Nigel Barton, chairman of the CATCo Reinsurance Opportunities Fund, said that competitive pressures in the reinsurance market have been the inevitable result of excess capital and an extremely benign catastrophe year in 2014, continuing so far into 2015. But he said the strength of the CATCo brand, market share and strong relationships shield the portfolio from the worst of these forces.

“Despite the pricing pressure, it has been apparent from activity so far in 2015 that insurance-linked securities (ILS) and ILS funds remain highly attractive to pension funds and other institutional investors. ILS pricing - while soft at present - is becoming more stable. The low interest rate environment, growing alternative investment allocations and non-correlating nature of catastrophe risk has created long-term appetite for this asset class,” Barton said.

He added: “Downward rating pressure is being felt more significantly in the traditional reinsurance sector, where the first half of 2015 has seen a high level of M&A activity. It is clear that traditional reinsurers are looking at their existing business models and cost of capital as they adapt to new realities in this market.

“Many are withdrawing capacity from US property catastrophe and redeploying it into other classes of business.
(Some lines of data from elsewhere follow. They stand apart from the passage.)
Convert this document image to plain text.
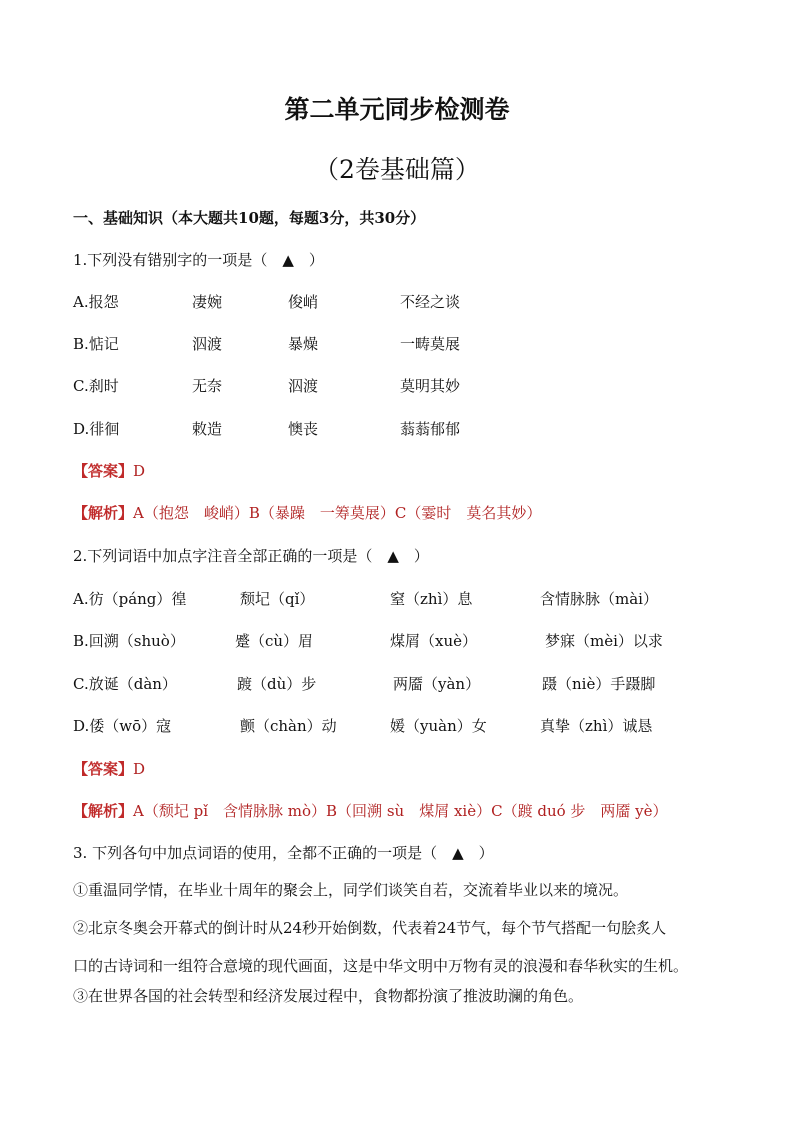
第二单元同步检测卷
（2卷基础篇）
一、基础知识（本大题共10题，每题3分，共30分）
1.下列没有错别字的一项是（　▲　）
A.报怨	凄婉	俊峭	不经之谈
B.惦记	泅渡	暴燥	一畴莫展
C.刹时	无奈	泅渡	莫明其妙
D.徘徊	敕造	懊丧	蓊蓊郁郁
【答案】D
【解析】A（抱怨　峻峭）B（暴躁　一筹莫展）C（霎时　莫名其妙）
2.下列词语中加点字注音全部正确的一项是（　▲　）
A.彷（páng）徨	颓圮（qǐ）	窒（zhì）息	含情脉脉（mài）
B.回溯（shuò）	蹙（cù）眉	煤屑（xuè）	梦寐（mèi）以求
C.放诞（dàn）	踱（dù）步	两靥（yàn）	蹑（niè）手蹑脚
D.倭（wō）寇	颤（chàn）动	媛（yuàn）女	真挚（zhì）诚恳
【答案】D
【解析】A（颓圮 pǐ　含情脉脉 mò）B（回溯 sù　煤屑 xiè）C（踱 duó 步　两靥 yè）
3. 下列各句中加点词语的使用，全都不正确的一项是（　▲　）
①重温同学情，在毕业十周年的聚会上，同学们谈笑自若，交流着毕业以来的境况。
②北京冬奥会开幕式的倒计时从24秒开始倒数，代表着24节气，每个节气搭配一句脍炙人
口的古诗词和一组符合意境的现代画面，这是中华文明中万物有灵的浪漫和春华秋实的生机。
③在世界各国的社会转型和经济发展过程中，食物都扮演了推波助澜的角色。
Meanwhile, an ILS taskforce was set up by the London Market Group to look at ways of attracting more of the business after UK Chancellor George Osborne identified an ILS solution as critical to London's future in his budget speech in March.

“We believe that traditional cycles and business models within catastrophe reinsurance are changing irreversibly. We expect investor interest to remain strong. Capital is now able to move with great ease into the sector post-event, and this process will ensure catastrophe capacity remains plentiful and cost-effective going forward.”